Ironically, that faceoff brought a dose of sober thinking and eventually triggered a review of India’s China policies. Of course, the course-correction bell has been ringing for other reasons too – India’s slipping foothold in its own neighborhood in the face of increasingly assertive Chinese moves to expand its footprint in South Asia; Delhi’s growing disenchantment with the Trump administration; an improved climate in China-Asean relations; and, most importantly, the realization that China’s rise is a geopolitical reality.

India’s Foreign Secretary, Vijay Gokhale, undertook a pioneering mission to Beijing last month to open a new conversation and to prepare the ground for a meeting between Prime Minister Modi and Chinese President Xi Jinping on the sidelines of the Shanghai Cooperation Organization summit, due to take place in Qingdao, China, in June. Gokhale’s mission was productive.

An acclaimed ‘China hand,’ Gokhale was received in Beijing by Foreign Minister Wang Yi – and, in a significant gesture, by Yang Jiechi, a State Councilor and member of the politburo of the Chinese Communist Party Central Committee. A schedule of sustained bilateral engagement was discussed, including a visit by External Affairs Minister Sushma Swaraj to China next month.

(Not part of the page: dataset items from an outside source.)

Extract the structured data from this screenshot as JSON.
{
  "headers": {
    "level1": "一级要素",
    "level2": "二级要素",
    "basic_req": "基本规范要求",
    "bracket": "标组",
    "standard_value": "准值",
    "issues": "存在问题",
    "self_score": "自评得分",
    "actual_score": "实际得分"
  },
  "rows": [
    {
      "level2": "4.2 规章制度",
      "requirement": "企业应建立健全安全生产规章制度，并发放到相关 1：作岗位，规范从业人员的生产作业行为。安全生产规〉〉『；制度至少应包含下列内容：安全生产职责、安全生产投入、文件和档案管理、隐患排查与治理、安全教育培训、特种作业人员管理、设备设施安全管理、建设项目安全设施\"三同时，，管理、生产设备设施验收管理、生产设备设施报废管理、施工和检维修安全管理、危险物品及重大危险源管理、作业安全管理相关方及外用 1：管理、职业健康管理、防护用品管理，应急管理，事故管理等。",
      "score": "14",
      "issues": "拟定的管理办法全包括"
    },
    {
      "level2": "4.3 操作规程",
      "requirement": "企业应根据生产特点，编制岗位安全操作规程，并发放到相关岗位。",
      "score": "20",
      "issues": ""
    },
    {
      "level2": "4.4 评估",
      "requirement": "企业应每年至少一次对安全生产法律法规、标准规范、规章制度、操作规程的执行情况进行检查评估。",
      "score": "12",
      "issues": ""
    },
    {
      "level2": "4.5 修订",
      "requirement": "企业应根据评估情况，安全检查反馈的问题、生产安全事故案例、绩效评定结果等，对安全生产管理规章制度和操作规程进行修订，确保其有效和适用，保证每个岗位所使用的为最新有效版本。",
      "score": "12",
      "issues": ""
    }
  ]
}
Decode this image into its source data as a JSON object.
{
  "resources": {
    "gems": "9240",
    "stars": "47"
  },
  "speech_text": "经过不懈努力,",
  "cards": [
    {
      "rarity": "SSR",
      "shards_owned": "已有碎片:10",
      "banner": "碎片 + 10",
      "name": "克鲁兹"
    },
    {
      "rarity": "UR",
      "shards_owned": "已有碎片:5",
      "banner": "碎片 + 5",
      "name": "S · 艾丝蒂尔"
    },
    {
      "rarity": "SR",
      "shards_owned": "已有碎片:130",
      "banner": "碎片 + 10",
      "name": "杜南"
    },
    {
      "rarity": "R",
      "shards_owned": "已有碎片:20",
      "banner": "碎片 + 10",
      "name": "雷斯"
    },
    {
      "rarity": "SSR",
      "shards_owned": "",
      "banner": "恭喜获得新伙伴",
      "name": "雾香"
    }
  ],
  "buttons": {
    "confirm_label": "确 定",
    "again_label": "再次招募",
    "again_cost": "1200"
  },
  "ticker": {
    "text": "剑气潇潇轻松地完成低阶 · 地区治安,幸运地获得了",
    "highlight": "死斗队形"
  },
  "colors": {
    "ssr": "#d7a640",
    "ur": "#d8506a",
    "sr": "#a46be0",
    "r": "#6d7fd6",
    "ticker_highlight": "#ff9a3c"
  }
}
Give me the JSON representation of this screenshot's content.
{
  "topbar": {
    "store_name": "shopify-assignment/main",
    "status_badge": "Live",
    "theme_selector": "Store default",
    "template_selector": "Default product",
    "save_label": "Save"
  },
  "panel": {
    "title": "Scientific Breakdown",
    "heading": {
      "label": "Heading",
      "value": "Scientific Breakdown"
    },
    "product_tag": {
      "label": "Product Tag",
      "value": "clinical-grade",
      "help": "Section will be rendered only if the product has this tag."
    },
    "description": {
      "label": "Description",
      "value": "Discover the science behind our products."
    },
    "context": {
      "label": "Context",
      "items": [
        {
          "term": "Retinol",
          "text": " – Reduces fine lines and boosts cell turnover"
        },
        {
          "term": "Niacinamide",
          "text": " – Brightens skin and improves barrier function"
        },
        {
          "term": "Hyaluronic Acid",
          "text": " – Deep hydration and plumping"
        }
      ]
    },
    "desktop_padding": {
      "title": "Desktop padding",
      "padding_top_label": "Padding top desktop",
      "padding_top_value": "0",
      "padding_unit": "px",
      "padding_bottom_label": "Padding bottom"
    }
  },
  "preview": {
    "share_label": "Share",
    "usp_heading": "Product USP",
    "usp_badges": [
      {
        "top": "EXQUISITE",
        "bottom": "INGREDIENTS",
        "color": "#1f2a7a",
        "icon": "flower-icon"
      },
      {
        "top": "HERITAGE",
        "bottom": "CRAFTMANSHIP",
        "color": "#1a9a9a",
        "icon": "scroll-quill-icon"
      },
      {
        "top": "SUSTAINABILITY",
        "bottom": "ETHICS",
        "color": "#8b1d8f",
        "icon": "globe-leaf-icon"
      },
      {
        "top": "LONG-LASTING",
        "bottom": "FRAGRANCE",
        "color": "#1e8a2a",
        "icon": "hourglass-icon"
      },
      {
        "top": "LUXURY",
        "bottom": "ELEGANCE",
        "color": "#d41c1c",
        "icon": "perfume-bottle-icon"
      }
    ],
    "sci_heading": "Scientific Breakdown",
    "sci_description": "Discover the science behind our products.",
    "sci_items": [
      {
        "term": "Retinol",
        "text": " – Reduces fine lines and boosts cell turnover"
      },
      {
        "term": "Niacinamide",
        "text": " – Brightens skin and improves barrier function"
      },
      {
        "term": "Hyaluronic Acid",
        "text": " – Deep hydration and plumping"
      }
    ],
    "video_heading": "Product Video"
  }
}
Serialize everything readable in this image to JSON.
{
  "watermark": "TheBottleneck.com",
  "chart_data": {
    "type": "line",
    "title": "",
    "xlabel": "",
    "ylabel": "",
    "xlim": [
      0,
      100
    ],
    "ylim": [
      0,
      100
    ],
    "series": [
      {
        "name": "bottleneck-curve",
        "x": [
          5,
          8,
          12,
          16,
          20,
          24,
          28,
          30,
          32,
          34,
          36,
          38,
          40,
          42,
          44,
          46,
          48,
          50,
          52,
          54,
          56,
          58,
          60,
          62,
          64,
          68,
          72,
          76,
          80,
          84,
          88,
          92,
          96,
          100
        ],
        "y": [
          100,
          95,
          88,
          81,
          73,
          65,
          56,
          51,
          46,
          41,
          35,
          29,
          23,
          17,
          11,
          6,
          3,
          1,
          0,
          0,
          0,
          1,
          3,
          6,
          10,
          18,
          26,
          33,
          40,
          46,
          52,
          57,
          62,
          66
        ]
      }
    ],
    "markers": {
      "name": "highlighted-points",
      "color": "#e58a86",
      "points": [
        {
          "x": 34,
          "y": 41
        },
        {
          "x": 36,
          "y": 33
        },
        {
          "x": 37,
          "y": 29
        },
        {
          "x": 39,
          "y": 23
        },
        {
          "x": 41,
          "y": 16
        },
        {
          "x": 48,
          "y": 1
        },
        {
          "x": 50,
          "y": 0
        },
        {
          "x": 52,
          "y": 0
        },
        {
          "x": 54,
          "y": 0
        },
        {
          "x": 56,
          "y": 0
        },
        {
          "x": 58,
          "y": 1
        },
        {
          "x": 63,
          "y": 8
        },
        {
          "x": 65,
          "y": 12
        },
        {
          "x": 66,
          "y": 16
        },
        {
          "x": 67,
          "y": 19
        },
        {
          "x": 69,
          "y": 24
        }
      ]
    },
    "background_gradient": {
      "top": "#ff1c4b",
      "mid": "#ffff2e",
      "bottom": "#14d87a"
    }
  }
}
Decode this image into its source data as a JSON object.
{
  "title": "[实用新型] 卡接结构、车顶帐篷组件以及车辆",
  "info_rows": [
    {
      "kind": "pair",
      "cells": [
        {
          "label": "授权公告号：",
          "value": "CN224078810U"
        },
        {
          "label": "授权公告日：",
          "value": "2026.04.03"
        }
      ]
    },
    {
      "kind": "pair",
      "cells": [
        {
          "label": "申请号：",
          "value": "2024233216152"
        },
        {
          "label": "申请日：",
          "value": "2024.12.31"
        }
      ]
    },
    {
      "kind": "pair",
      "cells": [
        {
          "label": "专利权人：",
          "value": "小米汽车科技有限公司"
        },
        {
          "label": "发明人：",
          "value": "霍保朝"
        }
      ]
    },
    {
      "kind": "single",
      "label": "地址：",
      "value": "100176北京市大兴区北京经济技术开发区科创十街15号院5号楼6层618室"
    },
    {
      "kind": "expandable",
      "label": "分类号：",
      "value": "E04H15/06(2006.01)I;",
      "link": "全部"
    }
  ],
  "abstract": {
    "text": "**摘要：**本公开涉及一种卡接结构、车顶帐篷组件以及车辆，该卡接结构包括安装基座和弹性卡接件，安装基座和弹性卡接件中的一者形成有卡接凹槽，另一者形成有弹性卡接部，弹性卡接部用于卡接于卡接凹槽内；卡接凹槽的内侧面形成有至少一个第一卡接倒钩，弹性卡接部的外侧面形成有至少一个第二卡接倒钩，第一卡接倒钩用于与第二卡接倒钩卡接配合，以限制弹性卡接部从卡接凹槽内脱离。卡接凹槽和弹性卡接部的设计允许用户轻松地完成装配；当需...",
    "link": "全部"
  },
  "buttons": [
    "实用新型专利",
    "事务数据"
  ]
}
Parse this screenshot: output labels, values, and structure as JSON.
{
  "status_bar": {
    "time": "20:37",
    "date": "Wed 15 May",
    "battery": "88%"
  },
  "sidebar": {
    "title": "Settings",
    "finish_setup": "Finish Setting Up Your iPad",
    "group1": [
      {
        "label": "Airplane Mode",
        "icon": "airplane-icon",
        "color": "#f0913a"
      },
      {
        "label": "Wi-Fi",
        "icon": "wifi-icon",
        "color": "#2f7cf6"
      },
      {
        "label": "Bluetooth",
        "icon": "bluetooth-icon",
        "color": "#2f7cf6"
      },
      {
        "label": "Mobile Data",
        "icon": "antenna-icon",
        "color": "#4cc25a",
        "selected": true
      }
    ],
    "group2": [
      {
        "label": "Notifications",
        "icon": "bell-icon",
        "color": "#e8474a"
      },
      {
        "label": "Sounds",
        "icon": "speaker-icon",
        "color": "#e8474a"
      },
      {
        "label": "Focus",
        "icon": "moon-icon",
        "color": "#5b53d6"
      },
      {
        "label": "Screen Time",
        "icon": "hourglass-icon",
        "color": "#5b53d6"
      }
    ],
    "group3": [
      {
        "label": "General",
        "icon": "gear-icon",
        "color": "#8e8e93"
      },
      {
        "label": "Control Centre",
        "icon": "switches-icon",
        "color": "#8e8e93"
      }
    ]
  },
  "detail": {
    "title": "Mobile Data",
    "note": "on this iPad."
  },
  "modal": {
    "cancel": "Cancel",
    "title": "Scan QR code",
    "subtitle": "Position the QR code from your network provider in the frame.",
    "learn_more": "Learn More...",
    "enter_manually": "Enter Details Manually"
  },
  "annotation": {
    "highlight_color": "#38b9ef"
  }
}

But what caught the mind’s eye was the official Indian readout on Gokhale’s discussions in Beijing: “They noted the need to build on the convergences between India and China and address differences on the basis of mutual respect and sensitivity to each other’s concerns, interests and aspirations. Both sides underlined that as two major countries, sound development of relations between India and China is a factor of stability in the world today.”